When people from different generations discuss music, discord is often the result. It’s a rare teenager that enjoys Lawrence Welk’s version of “Moon River,” and no one bought her grandmother a Jay-Z album for Easter.
But an orchestra that has come together for Front Range Christian School’s performance of “Fiddler on the Roof” includes ninth-graders and 50-year-olds, and they are making beautiful music together.
“It’s the camaraderie. It’s fun to play with the kids,” said Maurine Maltrud, a violinist in the multigenerational ensemble. “It’s different than playing with all adults, but it’s great.”
Maltrud and her trumpet-playing husband, Steve, have been playing with Front Range students for five years. The orchestra attracts kids and adults who have no connection to the school but keep coming back year after year to play together.
The couple find it rewarding to watch their junior band mates mature as musicians during the run-up to the spring performance.
“It’s a good chance to mentor them,” Steve Maltrud said. “I just love seeing the kids rise to the occasion.
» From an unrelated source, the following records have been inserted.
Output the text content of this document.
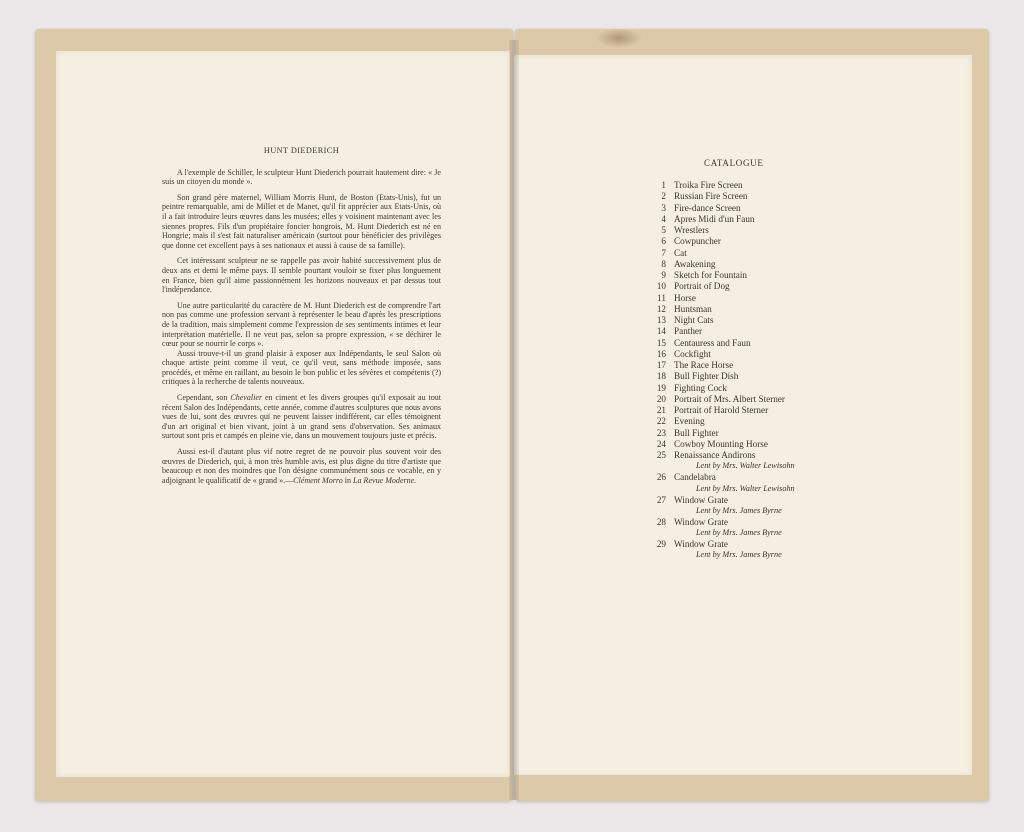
HUNT DIEDERICH

A l'exemple de Schiller, le sculpteur Hunt Diederich pourrait hautement dire: « Je suis un citoyen du monde ».

Son grand père maternel, William Morris Hunt, de Boston (Etats-Unis), fut un peintre remarquable, ami de Millet et de Manet, qu'il fit apprécier aux Etats-Unis, où il a fait introduire leurs œuvres dans les musées; elles y voisinent maintenant avec les siennes propres. Fils d'un propiétaire foncier hongrois, M. Hunt Diederich est né en Hongrie; mais il s'est fait naturaliser américain (surtout pour bénéficier des privilèges que donne cet excellent pays à ses nationaux et aussi à cause de sa famille).

Cet intéressant sculpteur ne se rappelle pas avoir habité successivement plus de deux ans et demi le même pays. Il semble pourtant vouloir se fixer plus longuement en France, bien qu'il aime passionnément les horizons nouveaux et par dessus tout l'indépendance.

Une autre particularité du caractère de M. Hunt Diederich est de comprendre l'art non pas comme une profession servant à représenter le beau d'après les prescriptions de la tradition, mais simplement comme l'expression de ses sentiments intimes et leur interprétation matérielle. Il ne veut pas, selon sa propre expression, « se déchirer le cœur pour se nourrir le corps ».

Aussi trouve-t-il un grand plaisir à exposer aux Indépendants, le seul Salon où chaque artiste peint comme il veut, ce qu'il veut, sans méthode imposée, sans procédés, et même en raillant, au besoin le bon public et les sévères et compétents (?) critiques à la recherche de talents nouveaux.

Cependant, son Chevalier en ciment et les divers groupes qu'il exposait au tout récent Salon des Indépendants, cette année, comme d'autres sculptures que nous avons vues de lui, sont des œuvres qui ne peuvent laisser indifférent, car elles témoignent d'un art original et bien vivant, joint à un grand sens d'observation. Ses animaux surtout sont pris et campés en pleine vie, dans un mouvement toujours juste et précis.

Aussi est-il d'autant plus vif notre regret de ne pouvoir plus souvent voir des œuvres de Diederich, qui, à mon très humble avis, est plus digne du titre d'artiste que beaucoup et non des moindres que l'on désigne communément sous ce vocable, en y adjoignant le qualificatif de « grand ».—Clément Morro in La Revue Moderne.

CATALOGUE
1 Troika Fire Screen
2 Russian Fire Screen
3 Fire-dance Screen
4 Apres Midi d'un Faun
5 Wrestlers
6 Cowpuncher
7 Cat
8 Awakening
9 Sketch for Fountain
10 Portrait of Dog
11 Horse
12 Huntsman
13 Night Cats
14 Panther
15 Centauress and Faun
16 Cockfight
17 The Race Horse
18 Bull Fighter Dish
19 Fighting Cock
20 Portrait of Mrs. Albert Sterner
21 Portrait of Harold Sterner
22 Evening
23 Bull Fighter
24 Cowboy Mounting Horse
25 Renaissance Andirons
Lent by Mrs. Walter Lewisohn
26 Candelabra
Lent by Mrs. Walter Lewisohn
27 Window Grate
Lent by Mrs. James Byrne
28 Window Grate
Lent by Mrs. James Byrne
29 Window Grate
Lent by Mrs. James Byrne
We play in another orchestra with professional musicians, and it isn’t this much fun.”
Violinist Renee Watson, 14, respects her musical elders.
“It’s really cool. I haven’t played with a lot of people older and with more experience,” Watson said. “It’s helped me a lot. I can look at them for help and imitate them in how they’re playing.”
Conductor Lee Martin said playing with more experienced musicians provides a big benefit for students in the orchestra.
“You can tell a kid to try something like this or that,” Martin said, “but when they get next to someone with experience, the light just goes on.”
The orchestra, which includes students from Carmody Middle School, Chatfield High and even some community colleges, attracts musicians by reputation and word of mouth.
Many of the younger performers are the top musicians at their schools, Martin said. But in the Front Range Christian orchestra, the students learn from musicians who’ve been playing since before they were born.
“It’s a little intimidating at first,” said violinist Sarah Martin, 18. “It goes away, though, once you get comfortable with the music.”
Yet that doesn’t mean the young people take a back seat, Martin said. The older musicians not only encourage their younger counterparts, they take every opportunity to push them into the spotlight, including solos.
“You can’t ask for people to be any better than that,” Martin said. “They’re letting the younger people have that experience.”